Judgment, Supreme Court, Bronx County (Howard Silver, J.), entered on or about January 3, 1989, which, upon a jury verdict, appor*366tioned liability 75% against defendant City of New York and 25% against defendant Reinaldo Vega, and which, upon plaintiff's stipulation in lieu of a new trial on damages, reduced the damage award from $5,000,000 for pain and suffering to $1,000,000 and from $30,000 for medical costs to $14,611, plus interest and costs, is unanimously affirmed, without costs.
During the early morning hours of November 22, 1981, two police officers on radio motor patrol observed a slow-moving Pontiac Grand Prix being driven with its lights off near Bruckner Boulevard on Bronx River Avenue.

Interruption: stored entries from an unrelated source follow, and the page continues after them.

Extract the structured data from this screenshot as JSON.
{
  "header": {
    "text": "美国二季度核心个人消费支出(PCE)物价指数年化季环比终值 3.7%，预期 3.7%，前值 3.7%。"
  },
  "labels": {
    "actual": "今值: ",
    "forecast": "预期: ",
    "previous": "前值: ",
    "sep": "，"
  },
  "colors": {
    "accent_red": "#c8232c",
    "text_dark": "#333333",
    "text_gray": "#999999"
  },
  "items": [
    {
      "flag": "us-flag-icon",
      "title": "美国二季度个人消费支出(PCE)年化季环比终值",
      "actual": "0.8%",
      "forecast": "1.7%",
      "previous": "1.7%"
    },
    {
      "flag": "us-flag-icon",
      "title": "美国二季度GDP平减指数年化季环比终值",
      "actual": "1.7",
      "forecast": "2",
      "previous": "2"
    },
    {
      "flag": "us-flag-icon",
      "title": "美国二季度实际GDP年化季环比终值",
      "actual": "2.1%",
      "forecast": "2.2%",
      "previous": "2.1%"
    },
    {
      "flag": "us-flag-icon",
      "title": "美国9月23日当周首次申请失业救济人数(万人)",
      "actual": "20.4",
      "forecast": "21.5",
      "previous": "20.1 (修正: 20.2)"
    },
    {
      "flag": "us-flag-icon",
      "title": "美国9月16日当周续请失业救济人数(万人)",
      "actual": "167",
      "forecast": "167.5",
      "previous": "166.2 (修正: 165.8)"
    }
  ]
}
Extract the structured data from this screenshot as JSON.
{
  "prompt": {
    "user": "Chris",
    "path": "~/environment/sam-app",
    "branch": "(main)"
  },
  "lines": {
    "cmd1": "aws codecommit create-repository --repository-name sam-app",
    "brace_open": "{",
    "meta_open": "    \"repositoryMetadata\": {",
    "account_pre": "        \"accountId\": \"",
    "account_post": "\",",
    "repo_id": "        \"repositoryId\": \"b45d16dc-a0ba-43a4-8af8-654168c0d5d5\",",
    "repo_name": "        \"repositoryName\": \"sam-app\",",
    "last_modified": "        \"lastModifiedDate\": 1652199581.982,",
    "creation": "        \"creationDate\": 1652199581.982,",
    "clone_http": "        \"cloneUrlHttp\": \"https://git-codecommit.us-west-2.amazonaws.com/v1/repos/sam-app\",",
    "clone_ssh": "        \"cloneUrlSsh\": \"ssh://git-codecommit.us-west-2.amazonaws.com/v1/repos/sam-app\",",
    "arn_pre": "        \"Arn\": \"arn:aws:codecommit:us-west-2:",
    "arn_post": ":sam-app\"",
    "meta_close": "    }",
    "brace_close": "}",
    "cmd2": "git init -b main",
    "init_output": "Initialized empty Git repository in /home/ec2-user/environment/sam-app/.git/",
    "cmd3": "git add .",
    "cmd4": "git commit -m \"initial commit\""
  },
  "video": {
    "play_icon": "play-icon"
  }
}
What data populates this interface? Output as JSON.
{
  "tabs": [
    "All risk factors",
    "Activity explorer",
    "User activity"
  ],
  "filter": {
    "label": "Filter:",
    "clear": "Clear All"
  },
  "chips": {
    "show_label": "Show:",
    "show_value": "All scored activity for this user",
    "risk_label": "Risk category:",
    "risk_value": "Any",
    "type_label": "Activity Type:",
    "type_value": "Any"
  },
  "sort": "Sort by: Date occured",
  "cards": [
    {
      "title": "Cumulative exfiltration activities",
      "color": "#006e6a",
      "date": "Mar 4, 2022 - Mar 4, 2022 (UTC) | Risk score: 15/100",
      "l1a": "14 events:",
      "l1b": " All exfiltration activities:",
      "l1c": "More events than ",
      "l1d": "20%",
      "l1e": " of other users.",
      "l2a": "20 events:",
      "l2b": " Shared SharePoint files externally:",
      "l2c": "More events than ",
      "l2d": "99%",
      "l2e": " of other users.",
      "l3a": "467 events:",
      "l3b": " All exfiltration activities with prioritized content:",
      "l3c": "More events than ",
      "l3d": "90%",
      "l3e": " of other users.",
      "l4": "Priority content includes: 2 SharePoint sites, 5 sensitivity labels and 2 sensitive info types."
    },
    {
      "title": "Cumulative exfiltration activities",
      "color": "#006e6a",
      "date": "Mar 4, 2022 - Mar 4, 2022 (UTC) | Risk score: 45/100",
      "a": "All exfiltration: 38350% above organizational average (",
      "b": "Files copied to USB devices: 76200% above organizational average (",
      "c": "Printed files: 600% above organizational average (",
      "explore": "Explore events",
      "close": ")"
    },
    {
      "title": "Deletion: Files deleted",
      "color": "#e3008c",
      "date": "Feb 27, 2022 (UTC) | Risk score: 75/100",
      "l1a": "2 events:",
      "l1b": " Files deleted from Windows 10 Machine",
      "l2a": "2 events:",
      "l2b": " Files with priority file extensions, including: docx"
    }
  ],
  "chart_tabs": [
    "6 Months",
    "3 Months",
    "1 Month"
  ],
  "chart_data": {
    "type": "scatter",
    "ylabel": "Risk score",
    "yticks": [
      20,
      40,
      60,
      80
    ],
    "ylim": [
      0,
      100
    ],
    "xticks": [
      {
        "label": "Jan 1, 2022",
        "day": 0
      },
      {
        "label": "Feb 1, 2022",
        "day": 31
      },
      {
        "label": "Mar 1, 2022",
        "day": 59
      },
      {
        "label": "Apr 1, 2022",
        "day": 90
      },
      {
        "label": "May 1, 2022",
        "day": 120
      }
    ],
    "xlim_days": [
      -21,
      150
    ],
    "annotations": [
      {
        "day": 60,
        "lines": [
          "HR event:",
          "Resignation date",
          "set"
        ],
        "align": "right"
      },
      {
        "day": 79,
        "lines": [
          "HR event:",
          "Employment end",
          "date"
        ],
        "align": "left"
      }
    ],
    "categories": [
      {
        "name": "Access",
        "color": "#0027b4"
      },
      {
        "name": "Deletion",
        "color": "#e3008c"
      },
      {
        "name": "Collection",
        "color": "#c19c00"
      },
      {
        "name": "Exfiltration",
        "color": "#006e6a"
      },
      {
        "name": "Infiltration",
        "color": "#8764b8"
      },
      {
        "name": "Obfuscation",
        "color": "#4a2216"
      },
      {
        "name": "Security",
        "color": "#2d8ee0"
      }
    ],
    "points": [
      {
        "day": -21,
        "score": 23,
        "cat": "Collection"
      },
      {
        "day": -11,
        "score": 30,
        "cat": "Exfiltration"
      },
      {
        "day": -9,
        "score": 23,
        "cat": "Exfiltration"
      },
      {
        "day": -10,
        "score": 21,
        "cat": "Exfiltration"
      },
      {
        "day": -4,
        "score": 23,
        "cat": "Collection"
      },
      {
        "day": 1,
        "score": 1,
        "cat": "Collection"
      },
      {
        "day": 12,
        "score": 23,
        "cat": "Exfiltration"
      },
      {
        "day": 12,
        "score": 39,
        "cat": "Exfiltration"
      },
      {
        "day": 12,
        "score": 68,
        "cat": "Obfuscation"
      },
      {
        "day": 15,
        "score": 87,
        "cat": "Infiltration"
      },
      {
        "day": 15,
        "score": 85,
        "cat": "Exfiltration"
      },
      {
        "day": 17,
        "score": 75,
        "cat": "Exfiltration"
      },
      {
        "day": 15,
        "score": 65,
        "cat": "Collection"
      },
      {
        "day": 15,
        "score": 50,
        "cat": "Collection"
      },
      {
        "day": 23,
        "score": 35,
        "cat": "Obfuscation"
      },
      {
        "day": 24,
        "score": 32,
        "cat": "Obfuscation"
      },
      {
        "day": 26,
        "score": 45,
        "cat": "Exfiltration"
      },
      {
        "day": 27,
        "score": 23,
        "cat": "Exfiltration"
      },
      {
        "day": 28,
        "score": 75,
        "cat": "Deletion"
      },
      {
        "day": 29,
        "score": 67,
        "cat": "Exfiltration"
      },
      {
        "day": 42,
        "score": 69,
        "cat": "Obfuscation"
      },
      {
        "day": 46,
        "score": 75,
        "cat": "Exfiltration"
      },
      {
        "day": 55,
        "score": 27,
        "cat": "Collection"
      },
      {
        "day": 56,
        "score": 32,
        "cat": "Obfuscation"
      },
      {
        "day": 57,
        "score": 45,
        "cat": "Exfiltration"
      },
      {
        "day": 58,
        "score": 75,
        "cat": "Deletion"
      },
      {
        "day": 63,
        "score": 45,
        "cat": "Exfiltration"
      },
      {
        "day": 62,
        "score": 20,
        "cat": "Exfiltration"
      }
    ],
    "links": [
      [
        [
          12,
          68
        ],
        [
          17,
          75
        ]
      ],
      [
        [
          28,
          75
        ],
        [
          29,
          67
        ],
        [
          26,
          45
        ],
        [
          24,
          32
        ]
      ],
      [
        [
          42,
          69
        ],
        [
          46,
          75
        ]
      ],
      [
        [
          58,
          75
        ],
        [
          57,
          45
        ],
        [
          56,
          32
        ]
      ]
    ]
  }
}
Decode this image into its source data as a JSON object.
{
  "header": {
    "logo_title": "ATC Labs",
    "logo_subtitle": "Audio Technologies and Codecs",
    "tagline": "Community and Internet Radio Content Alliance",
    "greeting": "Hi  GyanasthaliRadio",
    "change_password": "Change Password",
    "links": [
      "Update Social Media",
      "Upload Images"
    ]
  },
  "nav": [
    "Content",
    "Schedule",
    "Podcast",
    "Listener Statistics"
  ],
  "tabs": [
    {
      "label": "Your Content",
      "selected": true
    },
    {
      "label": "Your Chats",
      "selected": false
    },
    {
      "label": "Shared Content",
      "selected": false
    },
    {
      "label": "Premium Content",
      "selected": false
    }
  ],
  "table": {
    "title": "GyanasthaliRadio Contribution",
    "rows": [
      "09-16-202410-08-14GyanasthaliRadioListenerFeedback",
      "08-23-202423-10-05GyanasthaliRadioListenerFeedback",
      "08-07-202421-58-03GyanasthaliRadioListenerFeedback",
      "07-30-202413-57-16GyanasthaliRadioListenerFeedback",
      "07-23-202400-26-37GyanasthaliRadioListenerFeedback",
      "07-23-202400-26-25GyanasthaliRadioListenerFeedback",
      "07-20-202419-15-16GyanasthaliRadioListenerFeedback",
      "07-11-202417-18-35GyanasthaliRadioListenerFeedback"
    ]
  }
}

When one of the officers shouted a remark which allegedly had ethnic overtones in the direction of the Pontiac, its driver, Carlos Vega, made a U-turn and accelerated north on Bronx River Avenue. The officers, who up until this point had only observed a minor traffic infraction, began to pursue, triggering a chase in which Vega raced through a mixed commercial and residential area at speeds of up to 84 miles an hour. Despite the officers’ awareness that they could not overtake the Pontiac and that the chase was leading to a curve that the fleeing vehicle would not be able to safely negotiate at high speeds, they continued their pursuit.
Plaintiff’s expert testified that this high-speed police chase was in violation of police departmental guidelines. It continued for several minutes, ending only when the Pontiac crashed into a tree near the treacherous curve, killing Vega and seriously injuring his passenger, plaintiff Hiram Mercado, Jr.
A police officer engaged in the high-speed pursuit of another vehicle must comply with the restrictions set forth in Vehicle and Traffic Law § 1104 and departmental procedures. Although certain emergency allowances are accorded to police officers engaged in hot pursuit, due care to ensure the safety of all persons must nevertheless be exercised. (See, Vehicle and Traffic Law § 1104 [e]; Palella v State of New York, 141 AD2d 999, 1000; Kerwin v County of Broome, 134 AD2d 812, 813, lv denied 71 NY2d 802.)
On this record, the jury could readily have found that Carlos Vega’s negligent driving and the police officers’ high-speed chase of his vehicle were concurrent proximate causes of the injuries sustained by plaintiff. Contrary to the city’s contention, Vega’s actions were not so remote in time, or extraordinary under the circumstances, as to constitute superceding acts which, as a matter of law, served to break the chain of causation. (See, Derdiarian v Felix Contr. Corn., 51 *367NY2d 308, 315, rearg denied 52 NY2d 784, 829.) Moreover, the court’s charge on causation adequately and fairly apprised the jury of the standard of review to be applied, and did not prejudice the defendant city.
We have considered the remaining contentions of the parties and find them to be without merit. Concur—Kupferman, J. P., Carro, Milonas, Kassal and Ellerin, JJ.